So after spending a week with my phone turned on silent, not being on the computer, watching any television, or reading any books at all during the day, and completely fasting from Facebook...I feel like I am a much better mommy. Simplicity is beautiful. But it has been challenging. I still find myself wanting to escape from time to time...and I think from time to time, that will be okay. Just not doing it ALL of the time will be a good thing.
My hypothesis with this "experiment" was that I would see a dramatic difference in the behavior of my children if I was simply more present for them. I tested my hypothesis by cutting out all unnecessary distractions and really worked hard to remain present with them throughout our days. Some days I did better than others. I did not do it perfectly, as I cheated and held phone conversations a few times. However, my hypothesis was CORRECT! Most of the frustrating behaviors of my children had a large part to do with them simply wanting and vying for the attention of their ever-escaping mommy. So when I gave them what they were wanting and needing, they responded in amazing ways. :)
After this week, I have made some decisions about how I am going to spend my time as a stay-at-home mom. I have resolved to begin treating it as if it were my full-time job. I will continually ask myself, "Would I be doing this on the job working for someone else?" If the answer would be no...then I need to reconsider my choices. I plan to limit how often I use my phone during the day, using it only to send and receive calls, and to check email only occasionally. I will continue sticking to my no television or computer time while the kids are awake rule. It has been freeing. And I will actually begin to REALLY limit the amount of time I spend on Facebook.

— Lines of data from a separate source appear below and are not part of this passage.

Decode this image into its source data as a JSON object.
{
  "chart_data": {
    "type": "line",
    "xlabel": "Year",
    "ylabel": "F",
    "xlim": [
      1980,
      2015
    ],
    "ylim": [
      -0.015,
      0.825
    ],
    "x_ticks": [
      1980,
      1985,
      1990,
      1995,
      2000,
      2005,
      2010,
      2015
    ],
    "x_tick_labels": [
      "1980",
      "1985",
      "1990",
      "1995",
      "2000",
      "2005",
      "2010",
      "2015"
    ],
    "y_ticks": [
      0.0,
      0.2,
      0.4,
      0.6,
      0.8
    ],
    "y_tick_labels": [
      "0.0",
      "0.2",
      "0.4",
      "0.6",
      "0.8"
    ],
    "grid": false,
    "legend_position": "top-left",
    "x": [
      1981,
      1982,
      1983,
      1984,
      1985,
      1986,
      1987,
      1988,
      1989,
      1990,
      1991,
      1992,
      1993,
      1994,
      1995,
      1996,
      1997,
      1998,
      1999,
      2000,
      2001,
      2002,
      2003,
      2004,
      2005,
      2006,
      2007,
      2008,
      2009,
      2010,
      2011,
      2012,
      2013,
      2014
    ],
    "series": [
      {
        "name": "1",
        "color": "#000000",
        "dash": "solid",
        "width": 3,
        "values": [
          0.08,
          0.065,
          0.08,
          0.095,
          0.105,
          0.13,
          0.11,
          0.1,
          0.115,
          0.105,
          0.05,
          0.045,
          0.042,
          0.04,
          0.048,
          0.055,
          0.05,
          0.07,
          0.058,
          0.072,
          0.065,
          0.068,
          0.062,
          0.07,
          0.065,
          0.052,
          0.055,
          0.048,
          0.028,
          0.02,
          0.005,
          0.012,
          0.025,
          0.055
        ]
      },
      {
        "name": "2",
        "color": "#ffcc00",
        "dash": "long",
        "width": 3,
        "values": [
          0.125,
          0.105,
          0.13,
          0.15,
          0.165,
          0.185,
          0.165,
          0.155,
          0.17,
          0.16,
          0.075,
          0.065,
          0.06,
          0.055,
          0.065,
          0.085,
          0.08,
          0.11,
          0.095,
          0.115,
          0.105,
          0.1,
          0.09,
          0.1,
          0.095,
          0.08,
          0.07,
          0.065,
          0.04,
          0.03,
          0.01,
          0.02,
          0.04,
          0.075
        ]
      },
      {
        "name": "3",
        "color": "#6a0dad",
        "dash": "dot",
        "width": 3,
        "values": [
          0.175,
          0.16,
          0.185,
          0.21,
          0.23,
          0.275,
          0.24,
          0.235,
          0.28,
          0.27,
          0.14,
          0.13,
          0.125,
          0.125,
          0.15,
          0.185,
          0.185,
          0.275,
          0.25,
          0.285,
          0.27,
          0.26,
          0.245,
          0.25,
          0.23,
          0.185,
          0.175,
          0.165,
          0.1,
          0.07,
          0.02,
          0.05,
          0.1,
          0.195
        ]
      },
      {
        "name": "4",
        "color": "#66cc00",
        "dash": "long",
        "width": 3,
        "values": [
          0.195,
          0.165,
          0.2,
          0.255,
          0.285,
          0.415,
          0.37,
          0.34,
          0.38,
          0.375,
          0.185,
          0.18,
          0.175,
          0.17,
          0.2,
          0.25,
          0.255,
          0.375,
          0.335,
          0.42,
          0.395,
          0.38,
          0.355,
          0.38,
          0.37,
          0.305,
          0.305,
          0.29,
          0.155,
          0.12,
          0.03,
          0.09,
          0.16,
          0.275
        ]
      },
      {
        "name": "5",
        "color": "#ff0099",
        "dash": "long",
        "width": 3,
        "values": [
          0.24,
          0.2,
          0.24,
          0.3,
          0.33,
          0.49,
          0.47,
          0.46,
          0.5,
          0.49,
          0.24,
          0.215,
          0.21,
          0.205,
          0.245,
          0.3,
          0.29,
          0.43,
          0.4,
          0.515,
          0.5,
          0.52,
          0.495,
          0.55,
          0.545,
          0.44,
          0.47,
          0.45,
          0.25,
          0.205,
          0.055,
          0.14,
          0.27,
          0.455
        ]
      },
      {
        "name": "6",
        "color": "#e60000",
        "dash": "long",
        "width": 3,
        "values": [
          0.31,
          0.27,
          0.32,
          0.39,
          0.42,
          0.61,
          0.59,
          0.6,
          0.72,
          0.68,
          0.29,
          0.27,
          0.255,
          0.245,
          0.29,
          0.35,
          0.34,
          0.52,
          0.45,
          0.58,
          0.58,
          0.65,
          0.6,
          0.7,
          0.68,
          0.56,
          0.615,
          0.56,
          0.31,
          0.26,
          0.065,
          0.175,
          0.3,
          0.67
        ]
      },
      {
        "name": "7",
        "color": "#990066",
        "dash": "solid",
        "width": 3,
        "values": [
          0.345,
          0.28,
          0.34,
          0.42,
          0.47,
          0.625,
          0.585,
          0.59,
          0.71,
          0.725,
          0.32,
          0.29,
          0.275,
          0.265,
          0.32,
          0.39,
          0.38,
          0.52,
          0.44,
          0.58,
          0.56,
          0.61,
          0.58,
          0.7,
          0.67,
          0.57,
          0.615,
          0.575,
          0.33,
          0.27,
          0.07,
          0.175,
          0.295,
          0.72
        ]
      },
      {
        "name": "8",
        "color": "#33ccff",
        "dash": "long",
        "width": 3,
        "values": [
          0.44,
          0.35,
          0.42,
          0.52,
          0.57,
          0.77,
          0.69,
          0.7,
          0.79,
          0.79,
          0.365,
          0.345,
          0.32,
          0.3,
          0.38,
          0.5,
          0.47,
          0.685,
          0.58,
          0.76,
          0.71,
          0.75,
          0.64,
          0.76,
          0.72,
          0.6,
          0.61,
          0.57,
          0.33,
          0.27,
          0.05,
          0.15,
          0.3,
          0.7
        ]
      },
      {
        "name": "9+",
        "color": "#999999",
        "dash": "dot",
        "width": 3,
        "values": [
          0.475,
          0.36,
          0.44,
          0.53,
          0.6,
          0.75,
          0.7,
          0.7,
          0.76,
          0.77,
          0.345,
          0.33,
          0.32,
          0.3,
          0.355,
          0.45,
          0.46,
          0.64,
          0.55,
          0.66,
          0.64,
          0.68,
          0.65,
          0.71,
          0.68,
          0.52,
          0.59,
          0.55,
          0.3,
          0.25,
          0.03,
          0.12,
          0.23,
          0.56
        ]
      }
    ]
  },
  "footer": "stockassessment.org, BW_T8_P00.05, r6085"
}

I have realized how addicted I am to Facebook...all in the name of staying connected. But what has happened is that while I've been keeping up with the lives of people I hardly know, the very people closest to me have felt disconnected from me. Do you see how twisted that is? Like seriously messed up. And it's not fair to them or me.

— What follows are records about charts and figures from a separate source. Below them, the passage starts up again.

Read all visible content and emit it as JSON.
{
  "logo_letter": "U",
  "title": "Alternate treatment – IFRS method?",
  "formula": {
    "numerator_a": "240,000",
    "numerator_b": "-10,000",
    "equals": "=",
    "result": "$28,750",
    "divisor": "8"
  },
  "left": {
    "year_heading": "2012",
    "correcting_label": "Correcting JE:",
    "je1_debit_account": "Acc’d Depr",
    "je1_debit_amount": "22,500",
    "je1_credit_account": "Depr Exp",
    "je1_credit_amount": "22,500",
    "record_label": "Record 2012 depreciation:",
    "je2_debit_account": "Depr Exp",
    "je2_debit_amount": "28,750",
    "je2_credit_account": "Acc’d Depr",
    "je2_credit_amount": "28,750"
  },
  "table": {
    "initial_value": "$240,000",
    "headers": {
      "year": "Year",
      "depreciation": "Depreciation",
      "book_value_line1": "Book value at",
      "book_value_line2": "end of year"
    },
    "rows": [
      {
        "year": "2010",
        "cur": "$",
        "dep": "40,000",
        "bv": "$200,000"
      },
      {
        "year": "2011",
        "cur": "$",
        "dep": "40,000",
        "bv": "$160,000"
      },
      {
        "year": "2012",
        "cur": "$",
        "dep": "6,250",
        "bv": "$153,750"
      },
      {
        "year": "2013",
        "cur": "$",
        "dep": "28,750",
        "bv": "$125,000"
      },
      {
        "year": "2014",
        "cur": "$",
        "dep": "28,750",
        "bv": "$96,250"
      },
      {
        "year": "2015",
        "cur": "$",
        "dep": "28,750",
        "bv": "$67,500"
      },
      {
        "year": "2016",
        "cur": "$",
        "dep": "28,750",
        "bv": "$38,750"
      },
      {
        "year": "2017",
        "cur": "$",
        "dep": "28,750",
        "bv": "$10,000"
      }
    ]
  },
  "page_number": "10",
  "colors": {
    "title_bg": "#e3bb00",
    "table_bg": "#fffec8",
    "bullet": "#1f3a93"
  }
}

Maybe I'm the only one in the world who spends too much time on there. But I have found that an hour can go by, and it only feels like it's been ten minutes. I enjoy seeing what's going on in other people's lives...and I enjoy helping others feel connected to me. But I have to really question things when 400 of my Facebook friends know about a personal medical emergency before my own sister, who by the way, has been deeply hurt by this reality. Something is wrong with this. And it's my own fault. So things are going to change.
My children need me. They need my attention...my UNDIVIDED attention. In this day and age, it is so hard to remain present...with our phones, iPads, etc. We are consumed by the vast number of applications, games, or social networking opportunities available to us all the time. I'm a little embarrassed to admit that I just can't handle it. But maybe I wasn't designed to. Maybe none of us really were.
So there you have it. The Great Behavior Experiment is over...sort of. :) I am SO thankful that I chose to do this, and am excited to see how things begin to change in all of the relationships in my life...especially with my children. I have realized that their behavior goes much deeper than what I see on the outside. There is a war for their little hearts and souls...and I'm gonna fight for them...because that's my job.
Good for you, Leslie! And I can tell you, you will start to feel that need to escape less and less as it gets out-of-habit more and more. I currently only disconnect with my children during the day to check or update Facebook (which I am thinking to stop doing or cut back actually), but I used to have a rule for myself where I did not switch the computer or laptop on until they were asleep for the night. Very freeing! I don't own a phone (other than the land line) or handheld device so that helps I guess. My kids are hard work behaviour-wise but I honestly so very rarely ever crave an escape now, just because it's an absolutely ingrained thing to spend all my time with my little ones. Easy or difficult, it's a precious thing! :)
ReplyDeleteI totally agree with this post. I have done the same thing also a few weeks ago and realized that Jake is much happier and more well behaived when I limit my distractions. Not only that but I have noticed I have a much better time playing with him when I'm not constatntly thinking about when I'm going to "escape" to check emial or facebook or whatever it may be. Good post!
ReplyDeleteAnd I must say...it sure is nice not having the TV on all day! I feel much more relaxed without it!